A normal cloud contract should contain clear explanation and warranties regarding business continuity and disaster recovery (e.g. through replication of data or applications to spare servers); specific key performance indicators can be set forth to cover maximum loss of data packages and the time needed to be up again after a shutdown. Damages for loss of data are often excluded as damage compensation.

 

Typical terms covering IP rights

What are the typical terms of a B2B public cloud computing contract covering intellectual property rights (IPR) ownership in content and the consequences of infringement of third-party rights?

The intellectual property rights of the applications involved in SaaS agreements or similar contracts remain with the provider of the cloud service; this is usually the case for developed interfaces and specific adaptations as well. Data and other content that is created by the customer usually belong to the customer. The service provider’s right to use such data for statistical purposes or for service improvement, or for other uses, are more and more explicitly safeguarded or, inversely, limited. Most contracts contain a provision that warrants the return of data during the course of, or after the termination of, a cloud contract (data portability).

When the cloud service is endangered because of infringement of third-party rights by the applications of the service provider, the contract clauses usually state that the service provider has the right to apply the appropriate remedy chosen by him or her, such as the adaptation or replacement of infringing code, and if that is not feasible, the termination of the contract with a partial refund of any upfront payment of fees. Damage compensation is usually excluded or at least limited.

 

Typical terms covering termination

What are the typical terms of a B2B public cloud computing contract covering termination?

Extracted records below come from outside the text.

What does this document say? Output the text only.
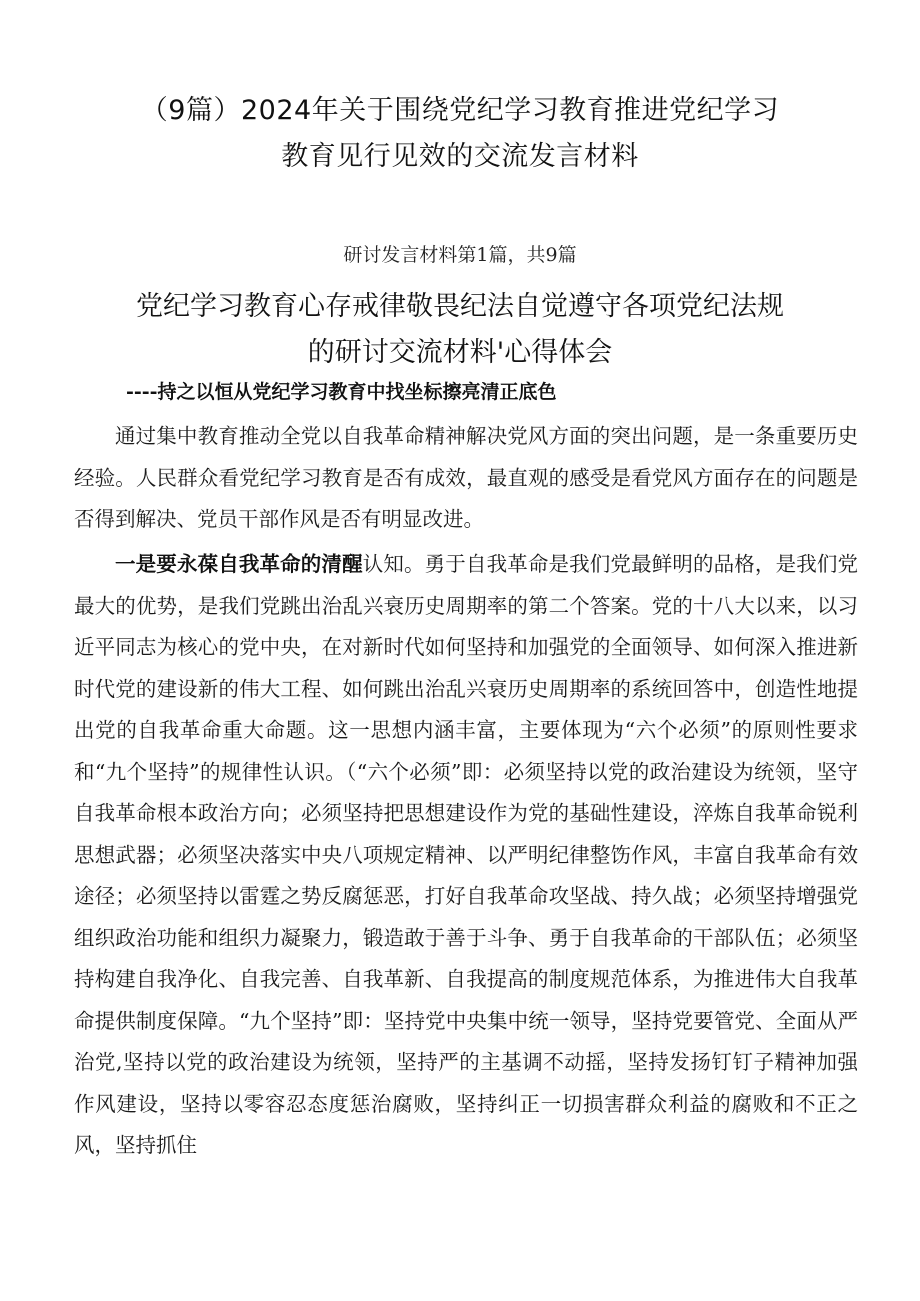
（9篇）2024年关于围绕党纪学习教育推进党纪学习
教育见行见效的交流发言材料
研讨发言材料第1篇，共9篇
党纪学习教育心存戒律敬畏纪法自觉遵守各项党纪法规
的研讨交流材料'心得体会
----持之以恒从党纪学习教育中找坐标擦亮清正底色

通过集中教育推动全党以自我革命精神解决党风方面的突出问题，是一条重要历史经验。人民群众看党纪学习教育是否有成效，最直观的感受是看党风方面存在的问题是否得到解决、党员干部作风是否有明显改进。

一是要永葆自我革命的清醒认知。勇于自我革命是我们党最鲜明的品格，是我们党最大的优势，是我们党跳出治乱兴衰历史周期率的第二个答案。党的十八大以来，以习近平同志为核心的党中央，在对新时代如何坚持和加强党的全面领导、如何深入推进新时代党的建设新的伟大工程、如何跳出治乱兴衰历史周期率的系统回答中，创造性地提出党的自我革命重大命题。这一思想内涵丰富，主要体现为“六个必须”的原则性要求和“九个坚持”的规律性认识。（“六个必须”即：必须坚持以党的政治建设为统领，坚守自我革命根本政治方向；必须坚持把思想建设作为党的基础性建设，淬炼自我革命锐利思想武器；必须坚决落实中央八项规定精神、以严明纪律整饬作风，丰富自我革命有效途径；必须坚持以雷霆之势反腐惩恶，打好自我革命攻坚战、持久战；必须坚持增强党组织政治功能和组织力凝聚力，锻造敢于善于斗争、勇于自我革命的干部队伍；必须坚持构建自我净化、自我完善、自我革新、自我提高的制度规范体系，为推进伟大自我革命提供制度保障。“九个坚持”即：坚持党中央集中统一领导，坚持党要管党、全面从严治党,坚持以党的政治建设为统领，坚持严的主基调不动摇，坚持发扬钉钉子精神加强作风建设，坚持以零容忍态度惩治腐败，坚持纠正一切损害群众利益的腐败和不正之风，坚持抓住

B2B cloud computing contracts usually have a rather short applicability period (typically of one year, automatically renewable unless terminated by either party before the anniversary date of the contract). If an important investment was involved, such a contract can be agreed for three years, in exceptional cases longer.

Termination for no cause will always take a notice period into consideration that is sufficient for both parties to find an alternative contract partner. Termination for cause, on the other hand, is foreseen in the case of material breach, usually after a grace period of one month, and in cases of bankruptcy and insolvency procedures.

The retention and return of data is of utmost importance in case of termination and is usually foreseen, although any assistance with data migration can be subject to an additional payment. The service provider will usually not provide a retention right for himself or herself, unless in case of non-payment of service fees where it might be used as a pressure mechanism.